As secret messages went, David’s wasn’t all that hard to crack, but I reasoned that he’d been forced to write in haste, without time to develop some unbreakable spymaster’s code – and even if he had, I wouldn’t have known to look for it or how to decipher it. The guards routinely read outgoing mail, and I knew Allenby had read it as well. If David had trusted Allenby, he’d have given him the message verbally, but he obviously did not. He trusted no one but me, and I’d not let him down. All I could do was hope no one else had caught his meaning and cleaned out the hidden cash last night.
The modest – for that neighborhood – three-level house with its red tile roof clung to the hillside like a white stucco waterfall. I let myself in the front door. It had always seemed so cheerful when David was there; now my footsteps echoed eerily on the polished wood floor. The rooms had that empty, stale smell that signaled abandonment, and a layer of dust covered the polished furniture. David had been arrested without warning, meaning he hadn’t had the chance to close up the house properly. Someone – Allenby’s secretary, presumably – had removed the food from the icebox and emptied the drip pan, so no odor of rotting meat assaulted me as I entered.
Where would a man stash his luggage? I opened the small closet by the front door first, but it held nothing but a few coats. I climbed the stairs to the top story and looked in the closets in each of the three bedrooms. No results. In David’s room, the unmade bed with its tangled snow-white sheets conjured up vivid images of frolic and laughter from the last night I’d slept there. A whole month ago! Distracted by the memories, I backed out of the bedroom and went down to the lowest level, where I had been but once, to search the maid’s room closet and the storage room beside it. David had no live-in servant, but fancy houses like t
his one were built with such expectations.
Eureka! A trunk, two suitcases, and a grip. One by one, I pulled them out and opened the clasps. I made sure to root around in the linings, in case he’d stuck some hundred-dollar bills beneath the fabric, but there was nothing. I rapped my knuckles on every inside surface in case there was a false wall built into the case. The largest valise felt heavier than the rest. It was locked, which gave me hope that I’d hit pay dirt. It took me some minutes to find a suitable tool in a kitchen drawer and another few minutes to pick the cheap lock. Heart pounding, I opened the lid, only to find some old clothes. Thinking he might have stashed a roll of bills inside a pocket, I turned every one inside out. Empty.
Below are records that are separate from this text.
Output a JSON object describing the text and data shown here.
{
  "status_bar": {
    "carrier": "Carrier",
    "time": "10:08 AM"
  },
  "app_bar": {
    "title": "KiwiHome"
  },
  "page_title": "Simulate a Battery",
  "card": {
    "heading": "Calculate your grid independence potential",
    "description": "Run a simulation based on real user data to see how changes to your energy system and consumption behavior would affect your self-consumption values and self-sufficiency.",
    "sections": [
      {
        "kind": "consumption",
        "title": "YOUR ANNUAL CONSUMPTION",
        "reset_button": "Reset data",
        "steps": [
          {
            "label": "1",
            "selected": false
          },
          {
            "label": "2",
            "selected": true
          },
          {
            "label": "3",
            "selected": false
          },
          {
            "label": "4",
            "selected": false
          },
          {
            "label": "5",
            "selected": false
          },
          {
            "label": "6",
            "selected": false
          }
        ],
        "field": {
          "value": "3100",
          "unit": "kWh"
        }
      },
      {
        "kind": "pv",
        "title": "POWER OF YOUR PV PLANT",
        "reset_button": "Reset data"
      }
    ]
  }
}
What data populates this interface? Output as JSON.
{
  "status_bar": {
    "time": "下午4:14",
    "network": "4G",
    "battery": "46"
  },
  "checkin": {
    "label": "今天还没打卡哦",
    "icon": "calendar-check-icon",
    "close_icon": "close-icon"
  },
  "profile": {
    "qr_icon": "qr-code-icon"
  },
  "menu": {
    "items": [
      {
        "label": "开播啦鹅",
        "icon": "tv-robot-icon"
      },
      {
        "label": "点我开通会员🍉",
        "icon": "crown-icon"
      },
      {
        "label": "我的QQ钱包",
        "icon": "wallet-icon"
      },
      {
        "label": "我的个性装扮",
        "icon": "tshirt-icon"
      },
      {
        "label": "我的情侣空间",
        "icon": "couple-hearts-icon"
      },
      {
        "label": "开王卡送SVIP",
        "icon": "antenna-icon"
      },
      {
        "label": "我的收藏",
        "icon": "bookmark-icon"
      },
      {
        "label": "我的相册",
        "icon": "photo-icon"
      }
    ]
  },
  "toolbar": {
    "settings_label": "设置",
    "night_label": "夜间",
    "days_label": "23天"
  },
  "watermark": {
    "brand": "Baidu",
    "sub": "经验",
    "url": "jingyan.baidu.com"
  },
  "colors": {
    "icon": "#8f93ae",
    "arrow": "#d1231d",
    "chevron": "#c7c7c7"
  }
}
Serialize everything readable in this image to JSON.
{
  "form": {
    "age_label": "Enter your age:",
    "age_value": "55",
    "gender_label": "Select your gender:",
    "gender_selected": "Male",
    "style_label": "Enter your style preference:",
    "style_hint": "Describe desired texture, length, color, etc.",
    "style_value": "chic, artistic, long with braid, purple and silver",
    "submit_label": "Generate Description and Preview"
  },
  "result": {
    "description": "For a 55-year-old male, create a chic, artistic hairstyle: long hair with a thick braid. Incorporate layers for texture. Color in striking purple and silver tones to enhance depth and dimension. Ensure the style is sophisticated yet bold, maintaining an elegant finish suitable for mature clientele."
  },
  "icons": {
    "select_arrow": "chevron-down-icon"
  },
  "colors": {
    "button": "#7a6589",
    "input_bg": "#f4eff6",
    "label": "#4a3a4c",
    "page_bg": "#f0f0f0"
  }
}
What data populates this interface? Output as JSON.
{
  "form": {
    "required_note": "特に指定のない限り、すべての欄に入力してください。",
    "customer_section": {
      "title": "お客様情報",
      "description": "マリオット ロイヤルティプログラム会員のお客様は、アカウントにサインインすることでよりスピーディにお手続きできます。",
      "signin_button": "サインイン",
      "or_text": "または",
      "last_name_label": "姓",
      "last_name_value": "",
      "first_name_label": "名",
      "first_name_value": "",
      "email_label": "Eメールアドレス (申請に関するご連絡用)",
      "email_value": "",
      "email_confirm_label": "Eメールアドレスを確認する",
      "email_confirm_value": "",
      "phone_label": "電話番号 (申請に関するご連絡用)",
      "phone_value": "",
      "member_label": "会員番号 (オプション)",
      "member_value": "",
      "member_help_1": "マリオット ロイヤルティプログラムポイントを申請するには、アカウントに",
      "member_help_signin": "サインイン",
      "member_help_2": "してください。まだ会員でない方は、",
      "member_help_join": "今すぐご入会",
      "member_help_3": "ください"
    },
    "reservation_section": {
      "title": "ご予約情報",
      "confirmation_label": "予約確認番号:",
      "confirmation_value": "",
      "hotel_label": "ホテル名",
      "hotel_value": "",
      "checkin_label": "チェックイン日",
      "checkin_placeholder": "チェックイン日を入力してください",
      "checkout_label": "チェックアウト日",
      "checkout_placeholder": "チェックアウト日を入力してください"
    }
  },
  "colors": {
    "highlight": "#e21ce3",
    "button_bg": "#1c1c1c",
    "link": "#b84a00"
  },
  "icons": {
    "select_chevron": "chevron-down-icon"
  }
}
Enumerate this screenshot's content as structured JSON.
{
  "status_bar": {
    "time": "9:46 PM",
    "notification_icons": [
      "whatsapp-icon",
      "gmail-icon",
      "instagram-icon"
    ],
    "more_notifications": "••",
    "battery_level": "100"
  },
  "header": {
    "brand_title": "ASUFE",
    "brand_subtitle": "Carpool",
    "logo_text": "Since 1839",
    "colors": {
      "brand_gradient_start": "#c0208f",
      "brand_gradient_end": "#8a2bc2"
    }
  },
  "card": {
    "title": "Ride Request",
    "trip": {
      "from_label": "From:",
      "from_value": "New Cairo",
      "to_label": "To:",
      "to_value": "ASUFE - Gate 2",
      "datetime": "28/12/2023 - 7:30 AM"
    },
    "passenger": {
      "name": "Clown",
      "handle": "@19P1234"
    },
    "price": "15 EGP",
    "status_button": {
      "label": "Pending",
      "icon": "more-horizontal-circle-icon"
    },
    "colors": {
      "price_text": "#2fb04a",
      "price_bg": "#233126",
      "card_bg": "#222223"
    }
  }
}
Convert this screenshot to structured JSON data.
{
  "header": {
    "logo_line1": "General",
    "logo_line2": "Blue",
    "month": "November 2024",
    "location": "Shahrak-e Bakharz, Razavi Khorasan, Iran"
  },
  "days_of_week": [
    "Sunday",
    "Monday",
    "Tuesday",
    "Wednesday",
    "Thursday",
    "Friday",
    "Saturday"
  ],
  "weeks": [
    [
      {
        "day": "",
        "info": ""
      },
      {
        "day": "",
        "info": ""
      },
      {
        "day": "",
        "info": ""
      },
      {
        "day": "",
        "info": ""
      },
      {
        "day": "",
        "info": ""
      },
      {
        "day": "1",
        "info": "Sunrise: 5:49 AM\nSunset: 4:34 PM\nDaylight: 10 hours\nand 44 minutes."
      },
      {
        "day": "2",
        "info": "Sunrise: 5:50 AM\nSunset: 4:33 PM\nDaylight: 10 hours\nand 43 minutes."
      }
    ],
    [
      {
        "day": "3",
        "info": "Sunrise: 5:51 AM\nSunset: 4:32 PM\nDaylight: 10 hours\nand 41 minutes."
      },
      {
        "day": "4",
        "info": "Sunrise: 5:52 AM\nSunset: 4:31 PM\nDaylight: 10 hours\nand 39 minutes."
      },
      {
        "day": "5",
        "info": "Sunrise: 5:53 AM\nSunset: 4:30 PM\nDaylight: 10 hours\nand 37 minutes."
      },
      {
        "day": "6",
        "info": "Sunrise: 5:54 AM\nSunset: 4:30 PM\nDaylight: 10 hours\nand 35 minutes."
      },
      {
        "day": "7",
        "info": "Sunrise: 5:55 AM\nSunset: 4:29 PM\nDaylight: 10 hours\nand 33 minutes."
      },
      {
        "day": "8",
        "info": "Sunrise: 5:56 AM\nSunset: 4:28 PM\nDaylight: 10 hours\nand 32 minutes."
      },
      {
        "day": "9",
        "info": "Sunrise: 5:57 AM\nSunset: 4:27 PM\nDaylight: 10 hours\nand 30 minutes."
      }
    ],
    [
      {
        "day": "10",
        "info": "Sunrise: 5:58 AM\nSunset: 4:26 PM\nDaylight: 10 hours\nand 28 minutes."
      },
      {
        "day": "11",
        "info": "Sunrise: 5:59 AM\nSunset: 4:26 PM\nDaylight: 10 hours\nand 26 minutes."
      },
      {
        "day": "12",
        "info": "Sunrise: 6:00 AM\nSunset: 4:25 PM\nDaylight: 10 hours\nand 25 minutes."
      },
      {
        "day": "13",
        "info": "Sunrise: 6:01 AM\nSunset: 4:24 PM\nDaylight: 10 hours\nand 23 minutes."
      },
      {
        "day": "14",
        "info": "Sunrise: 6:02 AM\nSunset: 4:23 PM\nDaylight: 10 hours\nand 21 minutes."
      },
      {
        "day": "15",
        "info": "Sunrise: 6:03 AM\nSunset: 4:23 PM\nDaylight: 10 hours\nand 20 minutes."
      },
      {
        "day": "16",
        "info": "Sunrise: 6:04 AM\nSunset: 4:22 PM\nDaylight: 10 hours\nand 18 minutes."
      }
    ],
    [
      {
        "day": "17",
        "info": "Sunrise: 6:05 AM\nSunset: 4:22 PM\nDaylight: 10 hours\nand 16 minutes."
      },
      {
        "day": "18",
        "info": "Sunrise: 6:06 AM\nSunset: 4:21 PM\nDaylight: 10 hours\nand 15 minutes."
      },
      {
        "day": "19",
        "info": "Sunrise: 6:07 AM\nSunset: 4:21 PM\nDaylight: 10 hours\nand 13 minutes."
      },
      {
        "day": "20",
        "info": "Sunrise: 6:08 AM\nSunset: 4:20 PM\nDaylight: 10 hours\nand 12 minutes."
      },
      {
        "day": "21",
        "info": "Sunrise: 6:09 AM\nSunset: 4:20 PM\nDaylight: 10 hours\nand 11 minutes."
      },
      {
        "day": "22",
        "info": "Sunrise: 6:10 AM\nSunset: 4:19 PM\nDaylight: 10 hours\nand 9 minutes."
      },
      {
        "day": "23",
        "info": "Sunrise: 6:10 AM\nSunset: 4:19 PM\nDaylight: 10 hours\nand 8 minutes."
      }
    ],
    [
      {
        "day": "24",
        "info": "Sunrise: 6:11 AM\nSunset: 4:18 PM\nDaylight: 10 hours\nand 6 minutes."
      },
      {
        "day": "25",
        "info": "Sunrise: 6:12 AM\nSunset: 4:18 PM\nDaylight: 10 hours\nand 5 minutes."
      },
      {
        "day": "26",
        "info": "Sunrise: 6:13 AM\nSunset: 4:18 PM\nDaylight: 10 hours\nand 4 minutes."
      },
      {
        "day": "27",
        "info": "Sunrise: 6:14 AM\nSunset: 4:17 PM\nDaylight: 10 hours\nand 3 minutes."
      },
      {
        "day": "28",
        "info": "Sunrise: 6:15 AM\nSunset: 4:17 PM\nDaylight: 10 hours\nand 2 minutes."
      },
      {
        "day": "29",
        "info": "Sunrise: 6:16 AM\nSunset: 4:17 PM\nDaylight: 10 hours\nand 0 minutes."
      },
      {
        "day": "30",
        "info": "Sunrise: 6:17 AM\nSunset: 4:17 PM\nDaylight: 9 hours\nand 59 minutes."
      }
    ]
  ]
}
Undaunted, I ransacked every nook and cranny of the lower level. It didn’t take long. There was no more luggage or bags of any description to be found. I returned to the main level and conducted a thorough search of kitchen cabinets, a narrow broom closet, and the cupboard in the den, to no avail. David had lived here only a few months, and he wasn’t a pack rat. A typical man – he needed very little, and he owned very little. There were not that many places one could hide something as large as a valise.
I had already examined the bedroom closets, but it now occurred to me there might be an attic with a ceiling opening. I went back upstairs and looked up at every hall and room ceiling. I spied cobwebs but no attic door. Nor did the house have any storage closets tucked into the eaves. There was no garage and no outdoor shed. And two of the bedrooms were entirely empty of furniture. I checked their closets. Nothing.